There is one very low-tech instrument that reacts to the energy of a ley line: a dowsing, or divining, rod.
When we were on the Cornish coast of England in the spring of 1996, we took a minivan tour one pouring-down rainy day, and the woman who conducted it said she would take us to a known ley line and let us try our hand at dowsing.
You can imagine how skeptical my retired-chemist husband was about such obvious hocus-pocus, but curious enough to stand in the rain watching others walk back and forth across a field on which rests the toppled remains of one of Britain’s many stone circles.
Power of suggestion, he was thinking, is making those brass rods swing, not some mystic magnetic force from the earth.

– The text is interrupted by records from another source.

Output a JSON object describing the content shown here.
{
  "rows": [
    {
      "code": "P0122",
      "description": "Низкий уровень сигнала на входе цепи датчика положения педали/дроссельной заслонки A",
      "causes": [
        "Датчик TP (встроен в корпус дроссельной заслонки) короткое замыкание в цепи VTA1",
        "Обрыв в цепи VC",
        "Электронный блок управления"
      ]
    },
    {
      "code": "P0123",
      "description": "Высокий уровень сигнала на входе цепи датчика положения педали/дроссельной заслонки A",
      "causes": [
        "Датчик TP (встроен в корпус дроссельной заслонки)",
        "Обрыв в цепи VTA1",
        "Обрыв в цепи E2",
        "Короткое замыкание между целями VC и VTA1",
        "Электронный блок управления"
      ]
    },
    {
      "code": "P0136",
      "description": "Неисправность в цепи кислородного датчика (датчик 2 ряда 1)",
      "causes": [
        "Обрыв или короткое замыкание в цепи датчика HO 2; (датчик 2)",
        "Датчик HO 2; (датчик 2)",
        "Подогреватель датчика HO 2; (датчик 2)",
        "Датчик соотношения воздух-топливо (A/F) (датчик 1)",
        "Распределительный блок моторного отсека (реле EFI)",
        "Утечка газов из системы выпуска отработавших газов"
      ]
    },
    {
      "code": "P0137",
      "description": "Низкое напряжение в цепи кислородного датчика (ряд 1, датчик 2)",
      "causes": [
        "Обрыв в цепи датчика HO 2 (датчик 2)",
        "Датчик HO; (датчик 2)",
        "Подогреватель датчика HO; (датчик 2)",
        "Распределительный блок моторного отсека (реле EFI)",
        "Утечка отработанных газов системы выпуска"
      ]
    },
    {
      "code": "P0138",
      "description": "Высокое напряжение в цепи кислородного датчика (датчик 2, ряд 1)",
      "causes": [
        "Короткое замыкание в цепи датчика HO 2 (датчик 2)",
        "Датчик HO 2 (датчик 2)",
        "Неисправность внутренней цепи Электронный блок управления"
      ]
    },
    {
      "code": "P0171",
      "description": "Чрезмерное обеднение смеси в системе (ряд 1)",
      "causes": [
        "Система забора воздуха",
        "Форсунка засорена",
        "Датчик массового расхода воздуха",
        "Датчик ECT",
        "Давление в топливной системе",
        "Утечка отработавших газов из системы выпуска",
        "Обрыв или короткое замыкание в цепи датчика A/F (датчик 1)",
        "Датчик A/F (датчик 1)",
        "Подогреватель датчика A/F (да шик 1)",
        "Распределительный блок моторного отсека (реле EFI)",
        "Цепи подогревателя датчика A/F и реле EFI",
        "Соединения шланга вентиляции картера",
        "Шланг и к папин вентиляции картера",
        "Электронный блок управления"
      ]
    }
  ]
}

So, of course, he took his turn. The rods were about 15 inches long, with a right angle perhaps three inches from one end. He made loose fists, and that short end dropped into the hole his fingers formed, the long end resting across his knuckles. He held absolutely no pressure against the rods.
The rods pointing straight before him, he began to walk from the van toward the nearest boulder. And at a point about 15 feet from where he began, the rods swung across each other, forming an X. A few more steps, and they swung back to their initial position.
Dave was dumfounded. He had done nothing whatever to cause that to happen, not even subconsciously, because the rods were merely lying on his hands.
Now here’s what’s really weird. As I was scanning through the ley line articles on the Web, some of them admittedly lunatic fringe, I came across the dimensions of ley lines. The average length, one article said, is 20 to 30 miles, although they may vary from a few feet to thousands of miles.
The width of the line also varies widely, but averages 5 1/2 feet.
And that’s precisely the width of a Roman road.